Just as the Woodstock festival did not actually take place in Woodstock, the Battle of Saratoga — considered the turning point of the American Revolution — actually went down in nearby Stillwater. No matter. By 1777, Saratoga Springs was already well-known for its healing waters, so its name was easily appropriated.
Saratoga Springs, battlefield and spa. Yet it is a third claim to fame that turns this quaint town into The Place To Be each August: Thoroughbred racing. (That’s Thoroughbred with a capital “T”: the specific breed of horse that is to racing what Ferraris are to cars — sleek, fast, and expensive.) From the last week in July through Labor Day, visitors pour into town, hotels book to capacity, and many locals flee, renting out their houses to racing fans.
“Renting houses is big for the people who live here,” says Susie Brown, author of the local blog Downtown Susie Brown. “And people start doing that in February.” What about other options? “Is it impossible to get a hotel room? No,” she says. “But you’re going to pay.”
The tourists reflect the contrast you’d expect from a place known for both war and healing. “You see everybody,” Brown says. “The ones with the big hats and beautiful jewelry to the guys smoking cigars by the rail. That’s the beauty of Saratoga — it attracts such a diverse crowd.”
There’s the elite, with storied surnames like Whitney, Mellon, and Phipps; and the “wannabes” (as Brown calls them) who eat at the best restaurants but don’t get invited to Mary Lou Whitney’s gala (which, according to the rumors, won’t take place this year). And there’s everybody else. All of them partake of a tradition that dates back to the Civil War.
There is no dress code at the track, but looking the part adds to the charm. “You can go casual, but it’s fun to have a reason to dress up,” Brown says, adding that this summer, you’ll see maxi dresses and “the Grecian look.” Broadway, the town’s main thoroughfare, features upscale boutiques like Aggies as well as more affordable shops like Violet’s, 80 West, Lucia, Speck, and Frivolous.

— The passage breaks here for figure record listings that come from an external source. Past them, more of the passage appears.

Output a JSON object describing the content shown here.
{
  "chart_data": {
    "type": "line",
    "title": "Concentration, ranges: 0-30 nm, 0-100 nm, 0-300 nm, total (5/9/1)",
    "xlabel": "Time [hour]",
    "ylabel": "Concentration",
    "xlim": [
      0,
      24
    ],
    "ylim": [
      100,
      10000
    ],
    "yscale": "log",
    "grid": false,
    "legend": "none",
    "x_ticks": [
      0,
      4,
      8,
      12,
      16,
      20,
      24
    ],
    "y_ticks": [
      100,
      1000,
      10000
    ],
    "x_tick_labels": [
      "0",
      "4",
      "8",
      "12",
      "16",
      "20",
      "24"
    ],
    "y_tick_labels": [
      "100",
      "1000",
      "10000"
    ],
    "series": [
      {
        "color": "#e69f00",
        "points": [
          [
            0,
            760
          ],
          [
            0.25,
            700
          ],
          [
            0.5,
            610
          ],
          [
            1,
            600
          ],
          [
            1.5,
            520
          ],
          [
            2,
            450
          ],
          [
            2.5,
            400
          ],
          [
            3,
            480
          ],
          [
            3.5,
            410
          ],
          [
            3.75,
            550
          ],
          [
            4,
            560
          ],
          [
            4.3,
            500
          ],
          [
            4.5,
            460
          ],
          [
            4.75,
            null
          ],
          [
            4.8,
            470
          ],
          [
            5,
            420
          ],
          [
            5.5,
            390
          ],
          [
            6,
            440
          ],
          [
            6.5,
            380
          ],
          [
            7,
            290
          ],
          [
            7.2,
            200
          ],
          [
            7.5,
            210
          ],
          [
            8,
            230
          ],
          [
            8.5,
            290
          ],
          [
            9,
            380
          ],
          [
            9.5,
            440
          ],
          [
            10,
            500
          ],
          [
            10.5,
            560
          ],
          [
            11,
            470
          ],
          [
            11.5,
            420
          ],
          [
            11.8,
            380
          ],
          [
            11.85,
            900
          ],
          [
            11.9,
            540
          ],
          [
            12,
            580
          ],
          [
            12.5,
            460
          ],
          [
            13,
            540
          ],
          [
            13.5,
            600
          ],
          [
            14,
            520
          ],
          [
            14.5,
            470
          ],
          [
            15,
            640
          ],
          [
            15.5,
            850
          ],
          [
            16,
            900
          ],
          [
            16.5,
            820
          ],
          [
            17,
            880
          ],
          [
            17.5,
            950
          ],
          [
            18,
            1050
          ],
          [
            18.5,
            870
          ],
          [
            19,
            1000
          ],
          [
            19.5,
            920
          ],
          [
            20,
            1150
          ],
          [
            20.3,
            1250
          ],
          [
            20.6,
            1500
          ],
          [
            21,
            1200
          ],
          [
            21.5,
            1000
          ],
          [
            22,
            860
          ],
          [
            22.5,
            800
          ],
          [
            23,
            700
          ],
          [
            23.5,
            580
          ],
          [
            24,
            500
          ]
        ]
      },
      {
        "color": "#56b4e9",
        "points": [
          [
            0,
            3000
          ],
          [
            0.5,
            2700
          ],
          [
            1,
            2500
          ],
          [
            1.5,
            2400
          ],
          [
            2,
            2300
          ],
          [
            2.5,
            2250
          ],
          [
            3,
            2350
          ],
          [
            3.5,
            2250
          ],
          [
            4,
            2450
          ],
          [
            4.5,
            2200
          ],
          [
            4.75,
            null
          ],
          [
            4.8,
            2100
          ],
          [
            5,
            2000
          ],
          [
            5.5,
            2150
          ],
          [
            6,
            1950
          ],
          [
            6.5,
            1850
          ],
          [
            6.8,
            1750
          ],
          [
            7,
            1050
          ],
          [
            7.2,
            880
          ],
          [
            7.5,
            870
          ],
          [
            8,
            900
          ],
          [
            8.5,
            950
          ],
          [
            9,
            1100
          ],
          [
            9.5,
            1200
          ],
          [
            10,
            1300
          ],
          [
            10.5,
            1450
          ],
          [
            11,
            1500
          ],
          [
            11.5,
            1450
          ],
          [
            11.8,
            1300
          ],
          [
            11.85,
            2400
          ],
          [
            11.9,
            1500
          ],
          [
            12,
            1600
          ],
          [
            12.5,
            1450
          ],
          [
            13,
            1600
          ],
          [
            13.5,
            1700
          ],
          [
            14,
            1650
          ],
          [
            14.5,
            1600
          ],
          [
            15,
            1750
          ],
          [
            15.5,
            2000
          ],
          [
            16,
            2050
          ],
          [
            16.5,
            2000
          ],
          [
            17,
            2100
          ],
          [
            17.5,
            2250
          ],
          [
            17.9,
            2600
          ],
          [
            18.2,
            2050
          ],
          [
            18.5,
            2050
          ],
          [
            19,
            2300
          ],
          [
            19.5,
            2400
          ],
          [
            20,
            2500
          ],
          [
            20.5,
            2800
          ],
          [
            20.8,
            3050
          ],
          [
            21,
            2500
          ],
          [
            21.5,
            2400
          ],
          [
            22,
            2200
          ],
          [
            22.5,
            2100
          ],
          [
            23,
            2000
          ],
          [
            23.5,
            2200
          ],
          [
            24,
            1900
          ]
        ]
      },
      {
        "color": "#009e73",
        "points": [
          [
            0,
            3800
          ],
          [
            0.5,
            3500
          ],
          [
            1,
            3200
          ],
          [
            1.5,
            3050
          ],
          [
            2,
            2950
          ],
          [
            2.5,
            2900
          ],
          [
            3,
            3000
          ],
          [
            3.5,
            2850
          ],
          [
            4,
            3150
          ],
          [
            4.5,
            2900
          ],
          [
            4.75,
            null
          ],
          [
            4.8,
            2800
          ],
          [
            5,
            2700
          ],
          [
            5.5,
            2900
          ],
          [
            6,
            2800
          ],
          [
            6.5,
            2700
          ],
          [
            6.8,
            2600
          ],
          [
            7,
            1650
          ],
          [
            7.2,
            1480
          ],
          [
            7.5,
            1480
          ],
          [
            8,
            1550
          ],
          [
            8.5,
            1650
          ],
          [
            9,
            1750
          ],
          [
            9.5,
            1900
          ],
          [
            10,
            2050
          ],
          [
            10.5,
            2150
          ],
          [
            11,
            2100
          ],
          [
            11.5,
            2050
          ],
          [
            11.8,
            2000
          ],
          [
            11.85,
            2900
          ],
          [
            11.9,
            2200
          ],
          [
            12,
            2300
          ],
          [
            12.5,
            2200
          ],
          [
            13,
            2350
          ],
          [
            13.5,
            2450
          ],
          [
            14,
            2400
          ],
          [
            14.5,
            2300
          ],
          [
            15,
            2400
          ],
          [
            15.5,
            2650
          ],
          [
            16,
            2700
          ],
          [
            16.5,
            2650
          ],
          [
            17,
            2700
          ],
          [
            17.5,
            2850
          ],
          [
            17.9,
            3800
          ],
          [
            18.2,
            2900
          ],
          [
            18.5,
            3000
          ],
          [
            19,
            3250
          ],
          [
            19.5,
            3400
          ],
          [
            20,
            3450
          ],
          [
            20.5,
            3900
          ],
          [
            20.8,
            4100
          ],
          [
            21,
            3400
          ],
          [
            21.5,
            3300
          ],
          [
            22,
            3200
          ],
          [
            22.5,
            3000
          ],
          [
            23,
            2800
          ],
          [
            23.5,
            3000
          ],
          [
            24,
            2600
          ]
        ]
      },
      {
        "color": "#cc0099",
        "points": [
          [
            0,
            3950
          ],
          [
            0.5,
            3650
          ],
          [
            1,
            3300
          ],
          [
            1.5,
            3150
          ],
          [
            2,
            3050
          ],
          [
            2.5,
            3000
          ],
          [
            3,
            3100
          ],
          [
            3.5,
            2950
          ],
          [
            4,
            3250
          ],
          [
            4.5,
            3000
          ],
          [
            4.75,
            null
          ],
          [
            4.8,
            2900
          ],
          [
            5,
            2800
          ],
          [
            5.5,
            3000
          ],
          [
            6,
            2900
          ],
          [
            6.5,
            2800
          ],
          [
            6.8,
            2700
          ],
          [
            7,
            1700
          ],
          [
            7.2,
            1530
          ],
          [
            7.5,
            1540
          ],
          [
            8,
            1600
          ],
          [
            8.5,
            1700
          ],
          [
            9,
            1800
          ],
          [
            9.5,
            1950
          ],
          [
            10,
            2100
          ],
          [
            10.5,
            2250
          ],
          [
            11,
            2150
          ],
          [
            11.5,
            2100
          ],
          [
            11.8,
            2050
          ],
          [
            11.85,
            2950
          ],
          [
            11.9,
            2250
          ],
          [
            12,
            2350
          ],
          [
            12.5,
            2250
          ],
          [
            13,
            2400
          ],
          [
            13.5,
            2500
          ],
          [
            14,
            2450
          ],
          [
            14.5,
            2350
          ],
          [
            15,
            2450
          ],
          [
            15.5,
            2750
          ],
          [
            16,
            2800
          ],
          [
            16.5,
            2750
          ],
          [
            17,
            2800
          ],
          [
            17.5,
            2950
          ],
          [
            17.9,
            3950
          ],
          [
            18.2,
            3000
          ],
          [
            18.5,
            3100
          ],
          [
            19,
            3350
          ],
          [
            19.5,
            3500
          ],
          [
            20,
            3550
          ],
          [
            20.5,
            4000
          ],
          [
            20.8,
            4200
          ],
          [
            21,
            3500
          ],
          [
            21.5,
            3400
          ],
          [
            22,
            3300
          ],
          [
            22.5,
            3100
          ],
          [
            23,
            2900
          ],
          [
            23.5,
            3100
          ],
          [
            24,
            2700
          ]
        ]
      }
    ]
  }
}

Then there are the hats. It’s traditional to wear a hat to the track, and attendees go to great lengths to find the right lid. At the Hats Off to Saratoga Festival, revelers poke fun at the tradition by donning downright goofy headgear. “They have a hat contest. People make their own hats,” Brown says. “They’ll have the track on their head, and things like that.”
The best time to hit the track is the early morning. “You can grab coffee and a bagel and watch the horses do their warm-ups,” Brown says. “You can see the horses and jockeys close-up. And it’s free.”
But the races are just the beginning of the fun. Afterwards, the crowd drifts to posh Siro’s for dinner (for the elite) and drinks (for everyone else). The Saratoga Sunrise is the libation of choice. “They have an outside patio. It’s the place to go right after the track,” says Brown. Other hot spots include the Horseshoe Inn, Gotchya’s Trattoria, and the Beekman Street Bistro.
The meet draws big names to the nearby Saratoga Performing Arts Center: Coldplay; the Allman Brothers; and yes, Bruce Springsteen. There are performances by the Philadelphia Orchestra, and a chamber music festival. And Caffé Lena, where Don McLean supposedly composed “American Pie,” is always a hot option for acoustic music.
Plus, Saratoga Springs is kid-friendly. There’s a carousel, a trolley, and the Peerless Pool at Saratoga Spa State Park. Last but not least are the natural mineral springs — the town’s original draw all those years ago.
Bottom line: Saratoga in August is pricey but fun… even without the Whitney gala.